The company targets all kinds of data-intensive workloads that organizations try to speed up by running them on accelerated compute engines. This includes SQL queries for ad hoc analytics using SQL, Spark, Trino, and Presto, ETL workloads built using SQL or Python, and streaming data workloads using frameworks like Flink . Generative AI workloads can benefit, both at the training stage of LLMs and at runtime, thanks to DataPelago’s ability to accelerate recovery augmented generation (RAG), fine-tuning and creating vector embeddings for a vector database, says Goyal.
“So it’s a unified platform to do both classic Lakehouse analysis and ETL, as well as GenAI preprocessing of data,” he says.
Customers can run DataPelago on-premises or in the cloud. When running alongside a cloud lakehouse, such as AWS EMR or Google Cloud’s DataProc, the system has the ability to achieve the same amount of work previously done with a 100-node cluster with a 10-node cluster. nodes, explains Goyal. While the queries themselves run 10x faster with DataPelago, the end result is a 2x improvement in total cost of ownership after accounting for licensing and maintenance, he says.
“But above all, this is done without any modification to the code,” he specifies. “You write Airflow. You use Jupyter notebooks, you write Python or PySpark, Spark or Trino: whatever medium you work on, they remain unchanged.
The company benchmarked its software against some of the fastest data lake platforms on the market. When run against Databricks Photon, which Goyal calls “the gold standard,” DataPelago showed a 3- to 4-fold performance improvement, he says.
Goyal says there is no reason why customers can’t use the DataPelago virtualization layer to accelerate scientific computing workloads running on HPC setups, including AI or computing workloads. simulation and modeling, explains Goyal.

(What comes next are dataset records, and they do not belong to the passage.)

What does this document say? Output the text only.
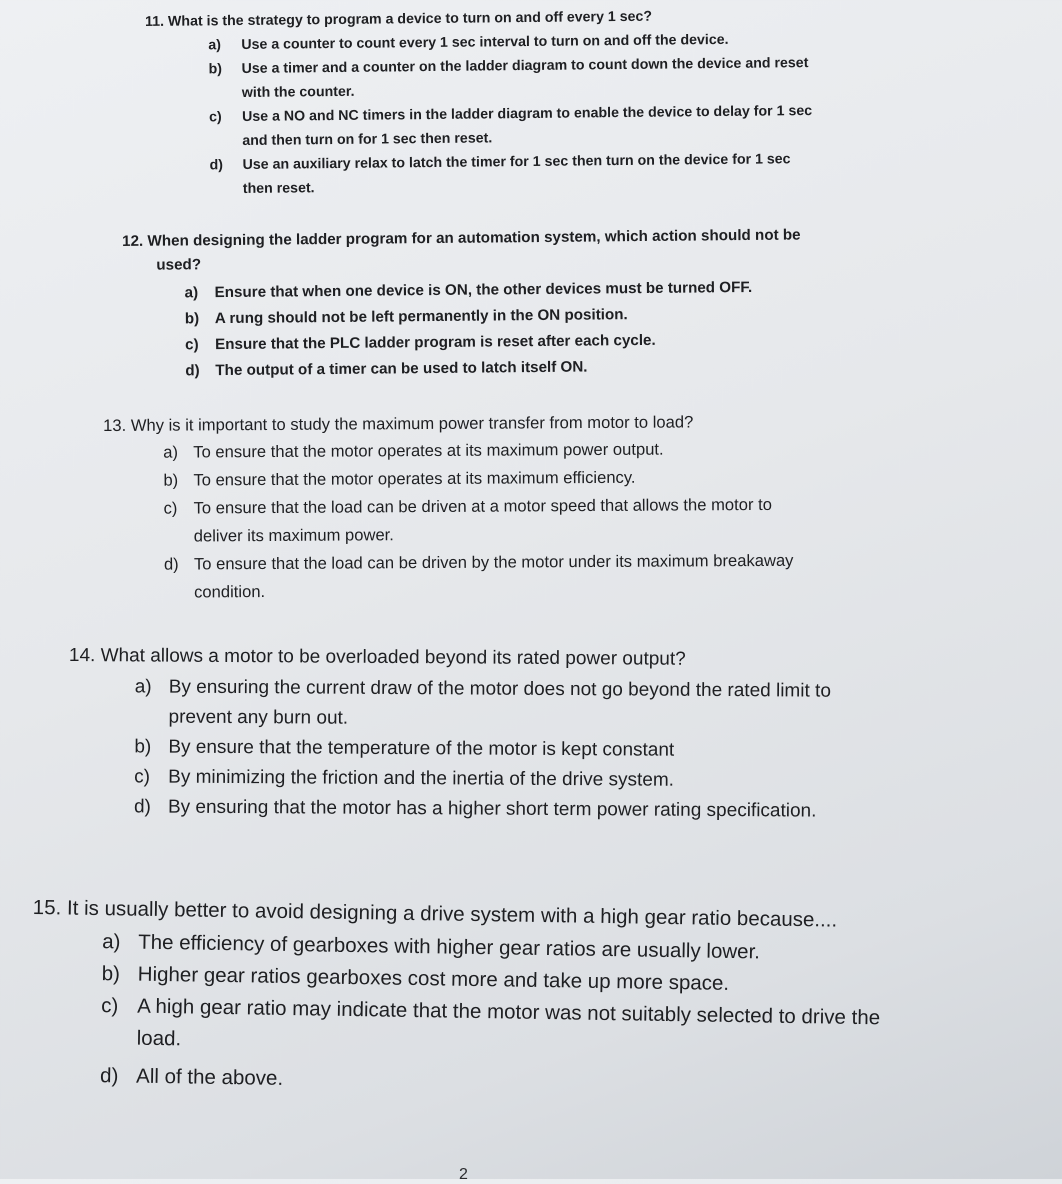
11. What is the strategy to program a device to turn on and off every 1 sec?
a) Use a counter to count every 1 sec interval to turn on and off the device.
b) Use a timer and a counter on the ladder diagram to count down the device and reset
with the counter.
c) Use a NO and NC timers in the ladder diagram to enable the device to delay for 1 sec
and then turn on for 1 sec then reset.
d) Use an auxiliary relax to latch the timer for 1 sec then turn on the device for 1 sec
then reset.
12. When designing the ladder program for an automation system, which action should not be
used?
a) Ensure that when one device is ON, the other devices must be turned OFF.
b) A rung should not be left permanently in the ON position.
c) Ensure that the PLC ladder program is reset after each cycle.
d) The output of a timer can be used to latch itself ON.
13. Why is it important to study the maximum power transfer from motor to load?
a) To ensure that the motor operates at its maximum power output.
b) To ensure that the motor operates at its maximum efficiency.
c) To ensure that the load can be driven at a motor speed that allows the motor to
deliver its maximum power.
d) To ensure that the load can be driven by the motor under its maximum breakaway
condition.
14. What allows a motor to be overloaded beyond its rated power output?
a) By ensuring the current draw of the motor does not go beyond the rated limit to
prevent any burn out.
b) By ensure that the temperature of the motor is kept constant
c) By minimizing the friction and the inertia of the drive system.
d) By ensuring that the motor has a higher short term power rating specification.
15. It is usually better to avoid designing a drive system with a high gear ratio because....
a) The efficiency of gearboxes with higher gear ratios are usually lower.
b) Higher gear ratios gearboxes cost more and take up more space.
c) A high gear ratio may indicate that the motor was not suitably selected to drive the
load.
d) All of the above.
2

“If you have custom code written for specific hardware, that you’re optimizing for an A100 GPU that has 80 GB of GPU memory, lots of SMs, and lots of threads, then you can optimize that,” he says. “Now you are orchestrating your low-level code and kernels to maximize your FLOPS or operations per second. What we’ve done is provide a layer of abstraction where now this thing is made underneath and we can hide it, so it gives extensibility and paplyin according to the same principle.
“At the end of the day, it’s not like there’s any magic here. There are only three things: the compute, the I/O and the storage part,” he continues. “As long as you design your system with impedance matching of those three things, so you’re not limited by I/O, you’re not limited by compute, and you’re not limited storage, then life is good. »
DataPelago already has paying customers using its software, some of which are in pilot phase and others in the process of moving into production, Goyal says. The company plans to officially release its software to full availability in the first quarter of 2025.
Meanwhile, the Mountain View company came out of stealth today announcing it has $47 million in funding from Eclipse, Taiwania Capital, Qualcomm Ventures, Alter Venture Partners, Nautilus Venture Partners and Silicon Valley Bank, a division of First Citizens. Bank.